Working with XML Documents

To be fully accessible, an XML document must be entirely loaded in memory and its nodes and attributes mapped to relative objects derived from the Xml­Node class. The process that builds the XML DOM triggers when you call the Load method. You can use a variety of sources to indicate the XML document to work on, including disk files and URLs and also streams and text readers.

Loading XML Documents

The Load method always transforms the data source into an XmlTextReader object and passes it down to an internal loader object, as shown here:

public virtual void Load(Stream);
public virtual void Load(string);
public virtual void Load(TextReader);
public virtual void Load(XmlReader);

The loader is responsible for reading all the nodes in the document and does that through a nonvalidating reader. After a node has been read, it is analyzed and the corresponding XmlNode object created and added to the document tree. The entire process is illustrated in Figure 5-4.

Figure 5-4. The loading process of an XmlDocument object.

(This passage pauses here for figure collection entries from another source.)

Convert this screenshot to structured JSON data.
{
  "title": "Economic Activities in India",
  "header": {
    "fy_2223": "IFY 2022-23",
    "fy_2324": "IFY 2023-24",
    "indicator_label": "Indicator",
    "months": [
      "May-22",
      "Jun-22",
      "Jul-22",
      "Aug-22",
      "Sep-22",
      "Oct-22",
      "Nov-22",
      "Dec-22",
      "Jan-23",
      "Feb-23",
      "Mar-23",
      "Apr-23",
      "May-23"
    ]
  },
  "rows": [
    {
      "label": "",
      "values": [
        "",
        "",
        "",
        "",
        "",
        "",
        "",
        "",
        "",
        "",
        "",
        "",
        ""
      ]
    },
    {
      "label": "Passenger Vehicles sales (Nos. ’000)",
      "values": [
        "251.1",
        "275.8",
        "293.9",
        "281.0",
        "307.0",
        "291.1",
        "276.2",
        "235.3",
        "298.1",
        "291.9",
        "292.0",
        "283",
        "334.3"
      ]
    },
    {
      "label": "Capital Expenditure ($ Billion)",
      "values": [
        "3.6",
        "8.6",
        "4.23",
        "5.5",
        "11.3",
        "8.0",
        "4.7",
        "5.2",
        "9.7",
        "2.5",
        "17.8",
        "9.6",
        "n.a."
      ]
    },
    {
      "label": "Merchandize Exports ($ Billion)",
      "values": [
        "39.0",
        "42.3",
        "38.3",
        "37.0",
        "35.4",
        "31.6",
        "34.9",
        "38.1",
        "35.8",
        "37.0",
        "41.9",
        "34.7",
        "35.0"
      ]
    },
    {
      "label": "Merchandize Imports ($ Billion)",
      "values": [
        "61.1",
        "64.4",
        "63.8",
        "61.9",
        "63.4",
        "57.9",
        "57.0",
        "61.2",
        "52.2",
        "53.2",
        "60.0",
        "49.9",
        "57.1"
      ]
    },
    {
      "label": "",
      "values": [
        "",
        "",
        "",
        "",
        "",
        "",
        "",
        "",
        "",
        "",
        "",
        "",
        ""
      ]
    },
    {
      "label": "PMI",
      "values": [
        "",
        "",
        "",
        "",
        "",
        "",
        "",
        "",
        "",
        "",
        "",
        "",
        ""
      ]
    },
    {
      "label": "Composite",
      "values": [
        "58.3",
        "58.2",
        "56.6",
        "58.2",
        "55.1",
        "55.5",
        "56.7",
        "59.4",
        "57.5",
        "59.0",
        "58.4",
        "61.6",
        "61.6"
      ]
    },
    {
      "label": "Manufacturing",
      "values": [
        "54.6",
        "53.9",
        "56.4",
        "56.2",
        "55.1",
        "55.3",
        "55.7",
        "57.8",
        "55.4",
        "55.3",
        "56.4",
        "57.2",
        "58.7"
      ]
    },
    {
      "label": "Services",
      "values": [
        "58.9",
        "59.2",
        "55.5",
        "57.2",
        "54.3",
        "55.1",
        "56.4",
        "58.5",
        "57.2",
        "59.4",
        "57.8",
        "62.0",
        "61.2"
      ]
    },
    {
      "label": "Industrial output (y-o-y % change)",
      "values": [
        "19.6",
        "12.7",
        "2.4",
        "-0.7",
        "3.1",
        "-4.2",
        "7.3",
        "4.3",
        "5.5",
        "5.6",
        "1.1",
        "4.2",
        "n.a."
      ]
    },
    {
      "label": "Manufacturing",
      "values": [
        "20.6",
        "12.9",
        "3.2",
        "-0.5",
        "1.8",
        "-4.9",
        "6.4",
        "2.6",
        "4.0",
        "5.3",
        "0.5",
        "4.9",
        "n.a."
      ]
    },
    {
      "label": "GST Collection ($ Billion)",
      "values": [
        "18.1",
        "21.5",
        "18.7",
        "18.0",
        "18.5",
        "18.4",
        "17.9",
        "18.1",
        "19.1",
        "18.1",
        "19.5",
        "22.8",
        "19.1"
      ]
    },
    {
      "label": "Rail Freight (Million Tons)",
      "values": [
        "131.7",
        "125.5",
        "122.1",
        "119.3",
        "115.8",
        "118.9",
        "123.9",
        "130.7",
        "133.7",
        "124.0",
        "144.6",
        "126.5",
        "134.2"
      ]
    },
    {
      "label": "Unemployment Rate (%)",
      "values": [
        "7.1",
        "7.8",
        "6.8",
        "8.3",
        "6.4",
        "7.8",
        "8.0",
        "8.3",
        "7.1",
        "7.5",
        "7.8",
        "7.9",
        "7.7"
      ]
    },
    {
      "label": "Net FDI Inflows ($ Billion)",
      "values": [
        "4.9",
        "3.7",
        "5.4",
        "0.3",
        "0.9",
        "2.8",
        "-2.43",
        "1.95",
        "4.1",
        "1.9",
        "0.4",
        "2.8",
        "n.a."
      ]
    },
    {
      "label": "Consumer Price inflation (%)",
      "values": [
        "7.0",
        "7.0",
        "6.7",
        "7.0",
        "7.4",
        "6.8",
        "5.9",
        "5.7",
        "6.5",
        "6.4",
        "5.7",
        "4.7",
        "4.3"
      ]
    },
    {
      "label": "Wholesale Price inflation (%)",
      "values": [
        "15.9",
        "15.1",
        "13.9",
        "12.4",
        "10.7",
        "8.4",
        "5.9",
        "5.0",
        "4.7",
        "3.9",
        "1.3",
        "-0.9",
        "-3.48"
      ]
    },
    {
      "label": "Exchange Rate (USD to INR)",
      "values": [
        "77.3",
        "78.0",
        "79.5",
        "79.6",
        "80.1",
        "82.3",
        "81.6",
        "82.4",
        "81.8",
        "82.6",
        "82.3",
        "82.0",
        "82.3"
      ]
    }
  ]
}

Note that before a new XmlDocument object is loaded, the current instance of the XmlDocument object is cleared. This means that if you reuse the same instance of the XmlDocument class to load a second document, the existing contents are entirely removed before proceeding.

Important

Although an XML reader is always used to build an XML DOM, some differences can be noticed when the reader is built internally—that is, you call Load on a file or a stream—or explicitly passed by the programmer. In the latter case, if the reader is already positioned on a nonroot node, only the siblings of that node are read and added to the DOM. If the current reader’s node can’t be used as the root of a document (for example, attributes or processing instructions), the reader reads on until it finds a node that can be used as the root. Pay attention to the state of the reader before you pass it on to the XML DOM loader.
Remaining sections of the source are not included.